Victim in court to see serial molester jailed over assault
A REPEAT child molester from the Coast, who was yesterday convicted of indecently assaulting another victim, is eligible for parole.
Dennis Norman Douglas, 48, had pleaded not guilty to the indecent treatment of a child under 16, but a jury came back with a guilty verdict at Maroochydore District Court.
His victim, who was 11 or 12 at the time of the assault, sat in court with his family while Douglas was sentenced to 12 months imprisonment, to be served cumulatively on top of the current sentences he is serving for other offences.
Douglas's new full-time release date will be January 23, 2022.
But he was eligible for parole upon receiving his sentence.
Judge Gary Long said Douglas was a "substantial risk" to young boys in the community.
In 2006 the victim was seated on a couch between Douglas and notorious pedophile Manuel Gonzalo Pando Siguas, at Pando Siguas's home, when he was assaulted.
"You took the opportunity to take the complainants hand, put it inside your clothing so that it was brought into contact with your penis and you then used the complainant's hand to masturbate your penis to the point of ejaculation, is the inference to be drawn from the evidence that was given," Judge Long said.
Judge Long said Pando Siguas then touched the boy's genitals.
"That conduct, involving the two of you, then continued over some considerable period of time," he said.
"It was not of a short or brief duration on the evidence that was given in the trial.
"It is apparent in those circumstances that you took, what appears to be, fairly prompt advantage of the vulnerable position of this child at the time."
Judge Long said Douglas must have known that the victim was being sexually abused by Pando Siguas.
He said Douglas's impact on the victim included that the victim had to give evidence in court and be challenged.
Crown prosecutor Greg Cummings told the court of Douglas's sexual offending history which dated back to 1994.
Judge Long said Douglas had a history of ingratiating himself with families who had young boys.
"That of course is not directly a feature of the circumstances of this offence but never the less the seriousness of it is to be noted in terms of the observations I've already made," Judge Long said.
"While it may not be appropriate to impose a sentence that deters others, in dealing with you, personal deterrence remains an important factor in the case.
"There is...a need to have regard to the protection of the community as an important consideration.
"It remains a necessary conclusion that you present a real and substantial risk to young boys in the community."
Judge Long noted there were medical reports stating Douglas had a congenital brain defect, which were also noted when Douglas was previously sentenced.
"However, as the judge then observed, there is no evidence now or then before the court that your condition is linked to your offending and no evidence that your mental state has reduced your moral culpability for the offending," Judge Long said.
"It was noted then... that you had over the years obtained many qualifications. His honour said the medical reports state that you obtained many qualifications in farming machinery, general mechanics and tractor driving, you obtained a qualification in hydraulics from the Gatton agricultural college, you undertook a certificate 3 as an assistance nurse, further you apparently completed a diploma in community work.

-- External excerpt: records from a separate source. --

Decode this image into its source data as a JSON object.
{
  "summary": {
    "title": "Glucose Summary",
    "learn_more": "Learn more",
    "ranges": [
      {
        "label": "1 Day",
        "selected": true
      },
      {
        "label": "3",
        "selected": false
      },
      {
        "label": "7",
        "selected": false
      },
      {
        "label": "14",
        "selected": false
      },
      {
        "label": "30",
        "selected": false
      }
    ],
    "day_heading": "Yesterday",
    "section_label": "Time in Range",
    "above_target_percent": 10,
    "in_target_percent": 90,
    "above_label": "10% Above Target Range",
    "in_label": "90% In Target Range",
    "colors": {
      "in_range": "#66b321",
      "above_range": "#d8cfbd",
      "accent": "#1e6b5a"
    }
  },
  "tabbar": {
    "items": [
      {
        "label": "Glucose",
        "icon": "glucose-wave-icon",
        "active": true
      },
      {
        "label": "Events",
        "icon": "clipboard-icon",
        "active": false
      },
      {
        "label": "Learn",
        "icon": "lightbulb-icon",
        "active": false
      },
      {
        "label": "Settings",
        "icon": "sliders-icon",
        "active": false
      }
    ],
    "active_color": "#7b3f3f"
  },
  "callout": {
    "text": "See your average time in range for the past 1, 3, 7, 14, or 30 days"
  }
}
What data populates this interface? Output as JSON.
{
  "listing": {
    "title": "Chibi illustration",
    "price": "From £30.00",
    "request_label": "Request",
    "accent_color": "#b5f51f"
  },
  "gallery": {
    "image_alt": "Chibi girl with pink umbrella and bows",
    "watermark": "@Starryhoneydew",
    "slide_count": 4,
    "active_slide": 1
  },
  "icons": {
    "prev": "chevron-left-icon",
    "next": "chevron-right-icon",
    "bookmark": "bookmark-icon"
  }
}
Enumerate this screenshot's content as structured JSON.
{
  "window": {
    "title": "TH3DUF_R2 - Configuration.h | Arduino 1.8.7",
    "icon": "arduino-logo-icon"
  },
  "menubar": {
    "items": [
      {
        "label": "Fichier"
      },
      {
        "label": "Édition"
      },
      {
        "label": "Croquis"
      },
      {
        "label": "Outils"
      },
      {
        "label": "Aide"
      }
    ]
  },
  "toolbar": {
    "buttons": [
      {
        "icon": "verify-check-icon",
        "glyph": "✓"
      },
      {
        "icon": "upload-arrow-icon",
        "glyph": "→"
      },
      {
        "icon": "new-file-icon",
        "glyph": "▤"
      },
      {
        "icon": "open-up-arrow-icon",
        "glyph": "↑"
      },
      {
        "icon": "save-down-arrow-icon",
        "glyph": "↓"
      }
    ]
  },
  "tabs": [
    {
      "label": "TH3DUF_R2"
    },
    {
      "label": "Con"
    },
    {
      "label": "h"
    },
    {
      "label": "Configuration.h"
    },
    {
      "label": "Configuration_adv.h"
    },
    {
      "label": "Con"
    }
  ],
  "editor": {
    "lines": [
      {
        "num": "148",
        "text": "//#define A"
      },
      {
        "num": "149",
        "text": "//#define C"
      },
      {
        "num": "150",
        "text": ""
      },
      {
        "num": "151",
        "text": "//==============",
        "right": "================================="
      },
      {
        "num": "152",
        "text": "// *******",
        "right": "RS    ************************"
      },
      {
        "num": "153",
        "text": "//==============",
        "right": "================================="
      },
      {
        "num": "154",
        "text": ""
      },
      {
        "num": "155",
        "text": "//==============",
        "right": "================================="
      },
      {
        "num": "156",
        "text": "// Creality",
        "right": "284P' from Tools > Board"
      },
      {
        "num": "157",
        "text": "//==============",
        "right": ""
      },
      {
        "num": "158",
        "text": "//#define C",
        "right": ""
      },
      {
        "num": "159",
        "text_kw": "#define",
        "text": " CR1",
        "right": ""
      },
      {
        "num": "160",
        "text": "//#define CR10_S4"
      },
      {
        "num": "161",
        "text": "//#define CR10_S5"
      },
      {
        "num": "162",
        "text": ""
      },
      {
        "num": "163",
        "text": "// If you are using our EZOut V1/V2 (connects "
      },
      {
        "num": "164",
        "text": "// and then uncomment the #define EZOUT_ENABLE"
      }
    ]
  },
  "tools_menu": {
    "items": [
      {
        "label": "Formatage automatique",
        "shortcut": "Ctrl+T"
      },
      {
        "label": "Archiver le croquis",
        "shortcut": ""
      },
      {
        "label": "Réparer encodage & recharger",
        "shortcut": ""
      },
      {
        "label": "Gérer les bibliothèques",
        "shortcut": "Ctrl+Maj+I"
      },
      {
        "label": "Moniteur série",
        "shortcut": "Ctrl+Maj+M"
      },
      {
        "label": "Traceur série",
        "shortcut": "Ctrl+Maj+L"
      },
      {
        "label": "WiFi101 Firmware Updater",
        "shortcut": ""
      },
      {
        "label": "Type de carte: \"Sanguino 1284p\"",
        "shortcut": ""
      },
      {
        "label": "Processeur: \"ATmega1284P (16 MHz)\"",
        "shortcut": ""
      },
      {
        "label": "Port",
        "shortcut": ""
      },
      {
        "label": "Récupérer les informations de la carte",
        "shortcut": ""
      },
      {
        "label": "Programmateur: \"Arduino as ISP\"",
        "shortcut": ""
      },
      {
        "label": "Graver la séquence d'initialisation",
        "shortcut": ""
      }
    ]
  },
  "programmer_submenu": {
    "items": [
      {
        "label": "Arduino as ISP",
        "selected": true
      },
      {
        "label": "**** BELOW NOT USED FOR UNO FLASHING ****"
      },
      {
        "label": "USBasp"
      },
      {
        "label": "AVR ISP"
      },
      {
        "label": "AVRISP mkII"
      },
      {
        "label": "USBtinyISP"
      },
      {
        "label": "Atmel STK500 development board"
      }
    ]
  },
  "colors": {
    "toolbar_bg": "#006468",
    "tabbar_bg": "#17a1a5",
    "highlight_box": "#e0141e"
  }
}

"One of the medical reports mentioned that you've undertaken a number of causes including a pilot's licence, truck drivers licence and a bus drivers licence."
Judge Long said the court must have regard to sentences already imposed on an offender that had not been served.
He came to impose a cumulative sentence, rather than concurrent, because the offending was separate and unrelated, and there was an additional victim.
Outside of court, Sunshine Coast Child Protection and Investigation Unit officer-in-charge Phil Hurst congratulated the victim for his strength in coming forward with the matters.
"Police can't get prosecution for these things unless the victims come forward and he's been an extremely strong character to come forward and go through a full trial and we were lucky enough to get the conviction," Snr-Sgt Hurst said.
"Obviously it can re-traumatise victims in relation to the original offence and obviously each victim responds differently in relation to what happens but court can be very very difficult.
"But it's something the victims are able to do, we do assist them with it, and we have professionals to assist them to go through that process and hopefully get a good result like we did today."
Snr-Sgt Hurst said Douglas was an associate of Pando Siguas, who was linked to a network of sex offenders.
He said there was a dedicated child protection unit on the Sunshine Coast with 34 specialist trained detectives.
"So the public can be reassured that we do have specially trained specific investigators that can investigate these complaints on behalf of victims and pursue them through the courts where they desire," he said.